Wired MAY 4, 2012 - by Geeta Dayal


In his new book Fear Of Music, Jonathan Lethem delivers an impassioned, hilarious and unabashedly personal take on the classic Talking Heads album of the same name.

"Fear Of Music took me at an age when I had very few defenses," Lethem said in an interview with Wired.

He first encountered the album when it was released in 1979 and he was a teenager growing up in Brooklyn, New York. In Lethem's view, the Talking Heads were "able to encompass the different meanings of the city - the dirty and dangerous parts of it, its allure, its pretensions, its sheer smartness and arrogance."

The album proves to be an interesting topic for Lethem, who's known for his best-selling novels Motherless Brooklyn, The Fortress Of Solitude and Chronic City. Film and comic books have also figured heavily into his career: In a 2007 collaboration with Marvel Comics, Lethem revived the character Omega The Unknown in a ten-issue series; in 2010, he wrote a short book based on the classic John Carpenter sci-fi horror movie They Live.

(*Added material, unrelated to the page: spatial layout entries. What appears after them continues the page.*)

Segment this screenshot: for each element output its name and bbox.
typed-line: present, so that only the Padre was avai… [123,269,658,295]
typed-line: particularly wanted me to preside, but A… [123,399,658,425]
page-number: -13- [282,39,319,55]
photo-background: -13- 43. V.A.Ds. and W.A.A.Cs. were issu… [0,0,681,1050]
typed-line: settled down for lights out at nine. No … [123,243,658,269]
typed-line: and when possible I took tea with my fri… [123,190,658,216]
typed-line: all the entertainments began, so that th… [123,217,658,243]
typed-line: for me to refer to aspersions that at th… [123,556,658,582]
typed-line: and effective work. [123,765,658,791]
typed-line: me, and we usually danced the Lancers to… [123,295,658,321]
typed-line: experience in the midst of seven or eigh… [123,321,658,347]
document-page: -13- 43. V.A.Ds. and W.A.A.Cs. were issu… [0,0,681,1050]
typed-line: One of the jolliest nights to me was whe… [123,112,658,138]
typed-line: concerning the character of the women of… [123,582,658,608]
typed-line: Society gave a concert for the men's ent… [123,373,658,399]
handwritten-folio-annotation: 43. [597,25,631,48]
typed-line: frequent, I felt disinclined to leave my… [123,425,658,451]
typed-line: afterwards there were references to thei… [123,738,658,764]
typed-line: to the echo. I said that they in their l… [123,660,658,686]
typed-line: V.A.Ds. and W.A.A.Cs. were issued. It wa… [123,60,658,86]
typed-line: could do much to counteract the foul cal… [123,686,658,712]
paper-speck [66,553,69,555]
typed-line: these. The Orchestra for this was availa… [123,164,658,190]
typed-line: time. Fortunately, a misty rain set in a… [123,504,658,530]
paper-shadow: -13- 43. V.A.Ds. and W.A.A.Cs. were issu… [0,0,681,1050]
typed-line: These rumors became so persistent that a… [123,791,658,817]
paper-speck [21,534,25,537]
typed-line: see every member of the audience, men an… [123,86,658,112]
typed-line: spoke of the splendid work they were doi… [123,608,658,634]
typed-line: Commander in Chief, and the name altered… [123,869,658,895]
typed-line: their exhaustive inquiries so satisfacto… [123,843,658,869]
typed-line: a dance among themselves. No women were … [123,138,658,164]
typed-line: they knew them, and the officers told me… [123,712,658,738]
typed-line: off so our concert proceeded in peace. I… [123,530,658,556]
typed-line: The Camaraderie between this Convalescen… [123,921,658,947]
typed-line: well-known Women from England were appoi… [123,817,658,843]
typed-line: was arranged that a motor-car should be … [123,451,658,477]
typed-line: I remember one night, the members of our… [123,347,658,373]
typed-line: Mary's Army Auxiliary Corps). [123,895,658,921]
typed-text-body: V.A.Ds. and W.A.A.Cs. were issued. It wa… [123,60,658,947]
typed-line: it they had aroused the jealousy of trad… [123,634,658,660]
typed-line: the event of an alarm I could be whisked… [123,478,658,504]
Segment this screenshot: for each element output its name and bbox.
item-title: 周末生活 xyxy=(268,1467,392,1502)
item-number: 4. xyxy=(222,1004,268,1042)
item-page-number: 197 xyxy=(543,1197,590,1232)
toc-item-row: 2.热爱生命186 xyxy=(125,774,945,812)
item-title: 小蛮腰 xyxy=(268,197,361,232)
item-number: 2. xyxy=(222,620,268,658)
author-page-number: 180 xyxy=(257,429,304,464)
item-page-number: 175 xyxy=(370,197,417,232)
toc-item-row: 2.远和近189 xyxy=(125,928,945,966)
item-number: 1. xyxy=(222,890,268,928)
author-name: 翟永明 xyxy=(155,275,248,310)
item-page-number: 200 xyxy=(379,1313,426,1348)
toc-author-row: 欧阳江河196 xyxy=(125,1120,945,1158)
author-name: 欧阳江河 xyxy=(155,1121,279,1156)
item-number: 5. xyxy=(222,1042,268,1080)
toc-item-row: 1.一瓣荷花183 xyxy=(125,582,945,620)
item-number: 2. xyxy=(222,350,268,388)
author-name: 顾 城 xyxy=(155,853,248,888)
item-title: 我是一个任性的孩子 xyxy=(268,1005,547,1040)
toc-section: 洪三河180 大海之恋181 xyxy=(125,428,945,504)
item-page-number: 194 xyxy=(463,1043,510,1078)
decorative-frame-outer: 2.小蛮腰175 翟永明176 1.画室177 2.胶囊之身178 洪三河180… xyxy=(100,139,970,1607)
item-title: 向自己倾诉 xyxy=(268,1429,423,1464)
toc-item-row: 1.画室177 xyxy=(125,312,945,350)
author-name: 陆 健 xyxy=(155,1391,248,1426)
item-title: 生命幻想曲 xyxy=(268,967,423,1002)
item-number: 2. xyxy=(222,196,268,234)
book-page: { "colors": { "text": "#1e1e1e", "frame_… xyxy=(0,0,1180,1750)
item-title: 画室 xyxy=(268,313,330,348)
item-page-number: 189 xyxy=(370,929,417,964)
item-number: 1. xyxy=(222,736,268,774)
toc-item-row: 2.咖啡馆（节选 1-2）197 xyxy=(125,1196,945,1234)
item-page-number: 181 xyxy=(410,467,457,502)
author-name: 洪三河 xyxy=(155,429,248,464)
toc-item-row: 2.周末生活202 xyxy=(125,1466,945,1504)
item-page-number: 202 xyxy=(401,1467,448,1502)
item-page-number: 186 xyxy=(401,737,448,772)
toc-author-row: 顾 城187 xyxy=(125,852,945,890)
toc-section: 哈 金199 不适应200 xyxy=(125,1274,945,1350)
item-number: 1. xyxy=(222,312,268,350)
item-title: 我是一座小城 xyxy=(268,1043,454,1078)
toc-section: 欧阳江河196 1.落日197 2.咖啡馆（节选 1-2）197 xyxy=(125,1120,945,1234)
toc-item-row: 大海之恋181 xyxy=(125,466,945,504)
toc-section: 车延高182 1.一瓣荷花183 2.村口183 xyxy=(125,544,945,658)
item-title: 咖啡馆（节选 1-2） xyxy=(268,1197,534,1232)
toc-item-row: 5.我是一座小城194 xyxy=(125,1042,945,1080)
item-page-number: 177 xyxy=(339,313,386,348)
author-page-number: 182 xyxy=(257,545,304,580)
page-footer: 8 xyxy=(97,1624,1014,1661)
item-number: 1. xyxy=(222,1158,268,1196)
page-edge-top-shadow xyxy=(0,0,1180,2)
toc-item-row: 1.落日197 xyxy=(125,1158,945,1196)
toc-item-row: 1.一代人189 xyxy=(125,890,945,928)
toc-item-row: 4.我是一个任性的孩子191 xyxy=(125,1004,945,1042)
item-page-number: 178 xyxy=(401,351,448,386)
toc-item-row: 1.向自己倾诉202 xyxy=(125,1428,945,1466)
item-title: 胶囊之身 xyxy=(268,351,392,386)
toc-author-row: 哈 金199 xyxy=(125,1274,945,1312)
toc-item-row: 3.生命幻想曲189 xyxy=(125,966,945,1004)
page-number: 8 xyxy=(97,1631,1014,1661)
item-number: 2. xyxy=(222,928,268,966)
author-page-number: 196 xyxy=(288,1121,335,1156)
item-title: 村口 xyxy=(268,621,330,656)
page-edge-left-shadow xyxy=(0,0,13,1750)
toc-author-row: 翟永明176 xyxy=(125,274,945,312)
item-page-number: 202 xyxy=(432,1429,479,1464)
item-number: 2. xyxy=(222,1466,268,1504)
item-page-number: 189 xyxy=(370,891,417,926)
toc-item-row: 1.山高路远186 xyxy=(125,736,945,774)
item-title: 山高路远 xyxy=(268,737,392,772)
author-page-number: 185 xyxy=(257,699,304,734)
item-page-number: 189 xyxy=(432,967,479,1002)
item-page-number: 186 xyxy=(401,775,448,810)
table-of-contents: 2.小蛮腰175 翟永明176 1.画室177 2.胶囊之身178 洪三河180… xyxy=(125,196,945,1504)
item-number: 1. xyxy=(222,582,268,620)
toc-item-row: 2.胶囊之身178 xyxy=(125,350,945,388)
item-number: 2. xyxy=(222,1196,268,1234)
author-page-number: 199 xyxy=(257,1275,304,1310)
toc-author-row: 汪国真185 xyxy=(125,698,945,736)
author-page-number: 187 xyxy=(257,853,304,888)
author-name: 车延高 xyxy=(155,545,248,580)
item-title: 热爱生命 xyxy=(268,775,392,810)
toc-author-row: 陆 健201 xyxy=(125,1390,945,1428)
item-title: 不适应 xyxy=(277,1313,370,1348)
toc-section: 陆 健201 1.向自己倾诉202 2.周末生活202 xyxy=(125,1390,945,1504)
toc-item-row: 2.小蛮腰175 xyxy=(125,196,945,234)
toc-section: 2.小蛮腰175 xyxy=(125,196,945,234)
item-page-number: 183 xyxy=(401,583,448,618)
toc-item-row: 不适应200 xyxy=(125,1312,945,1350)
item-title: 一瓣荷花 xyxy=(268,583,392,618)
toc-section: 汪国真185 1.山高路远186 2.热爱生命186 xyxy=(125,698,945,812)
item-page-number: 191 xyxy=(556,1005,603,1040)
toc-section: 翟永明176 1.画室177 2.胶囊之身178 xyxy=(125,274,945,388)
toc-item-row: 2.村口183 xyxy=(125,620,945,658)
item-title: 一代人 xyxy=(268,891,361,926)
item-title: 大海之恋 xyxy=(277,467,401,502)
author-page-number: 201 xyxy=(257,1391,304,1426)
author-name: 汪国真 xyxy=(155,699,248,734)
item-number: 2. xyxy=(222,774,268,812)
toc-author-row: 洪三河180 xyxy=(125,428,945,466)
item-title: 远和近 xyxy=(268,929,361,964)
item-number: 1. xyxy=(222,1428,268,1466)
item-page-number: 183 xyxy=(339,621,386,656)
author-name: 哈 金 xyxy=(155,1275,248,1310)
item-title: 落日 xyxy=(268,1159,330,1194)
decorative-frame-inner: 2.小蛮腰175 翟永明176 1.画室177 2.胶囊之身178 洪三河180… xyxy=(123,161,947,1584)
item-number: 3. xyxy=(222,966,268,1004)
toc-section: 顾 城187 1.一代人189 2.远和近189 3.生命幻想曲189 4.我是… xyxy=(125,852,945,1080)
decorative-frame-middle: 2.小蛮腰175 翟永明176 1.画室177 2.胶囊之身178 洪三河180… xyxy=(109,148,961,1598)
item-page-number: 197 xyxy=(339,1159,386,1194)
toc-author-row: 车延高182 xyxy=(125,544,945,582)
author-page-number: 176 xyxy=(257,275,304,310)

The Talking Heads album Lethem tackles in Fear Of Music was so important to him, for so many decades, that he felt a sort of paralysis. It took six solid months of writing - and nearly four years of not writing - to finish the slender volume, which is the latest installment in the Continuum 33⅓ series of music books.

"It's just hard to write about music - you know the feeling, I'm sure," Lethem said. "It's much harder for me than writing about a book or a film... They're much more accessible to my normal set of tools - a narrative, characters, dialog and scenes."

In Lethem's book, Brian Eno - who worked closely with the Talking Heads, and was credited as producer on Fear Of Music - is a spectral presence who makes brief, mysterious cameo appearances. (I wrote the 33⅓ book on Eno's 1975 album, Another Green World.)

Lethem chose not to take a journalistic approach with Fear Of Music; there are no interviews with the band members, Eno or anyone else involved in the album's creation. "I didn't want this to be a kind of post-mortem reconstruction," Lethem said. "I wanted the entire record to spring from my encounter with it - the tangle of ideas that continued to stick from that experience."

The core characters in Lethem's book are the band's four members. "What I was arguing for was the sanctity of the foursome," Lethem said. "The collaborative unit of more or less equal parts."

Fear Of Music, Lethem said, turned out to be "really slippery" as a subject. The album seemed to raise more questions than it answered.

"Is it the band? Is it Eno? Is it David Byrne? Is it 1979? Is it punk?" Lethem said. "I'm still really interested in unearthing, excavating in that book the feeling of that band, and what they signified. Even the dress and the haircuts and the weird clarity of the song titles, and the arty minimalism of their album designs - all of this seemed to be saying something."

Lethem's passion for the group comes through forcefully in his writing. "Talking Heads were the definitive New York rock band," Lethem declares in the book. "Manhattan band, if you want to give the outer boroughs to The Ramones." Later, he writes, "The violence of my identification with Fear Of Music remains durably interesting to me even after I debunk it by shifting into this bland generational perspective, even after I admit it really isn't violence, except in a there's a war in my mind kind of way."

For his book on They Live, Lethem took a more meticulous approach, spending a lot of time reading up on director John Carpenter.

"I sort of studied to write that book," Lethem said. "I realized I didn't want to study with Fear Of Music... I was going to let myself go into a more subjective and poetical lexicon, basically. It was almost like I got my scholarship jones taken care of with They Live and I could be an unembarrassed non-scholar for Talking Heads - which is a more personal item for me, just because of when it enters my life."

Lethem's fascination with Talking Heads front man David Byrne, in particular, becomes increasingly clear as the book unfolds.

"You start to see the level at which the subjects in the early song lyrics, the first three records, seem like a series of really exciting, really vibrant coping mechanisms for a fearful and conflicted personality," Lethem said. "He's able to make fun of that, make it into a characte... I find it very arresting, and something I could identify with. It also seems very versatile, like a set of glasses you can put on and not only look through, but think through."

Lethem said he had run into Byrne a few times at parties, but had never thought of interviewing him or the other band members. "Generally, I have typical novelists' enthrallment with my own version of every story," Lethem joked. "I think I liked best the idea that I was going to write about the album, and to a lesser extent the band that made the album - but those people don't exist anymore."

The concept of a cohesive album doesn't really exist in the same way it did then, either.

"In 1979, you had an album - a very discrete, definite artistic statement," Lethem noted, almost wistfully. "This number of tracks, with no bonus tracks. Two sides. A cover. It really was an artifact, which had very definite artistic choices that were required. That weren't elastic, or just an option. They were a form that people worked within, like a sonnet or something. That was something that the Talking Heads seemed extremely engaged with... It was a project, at every level."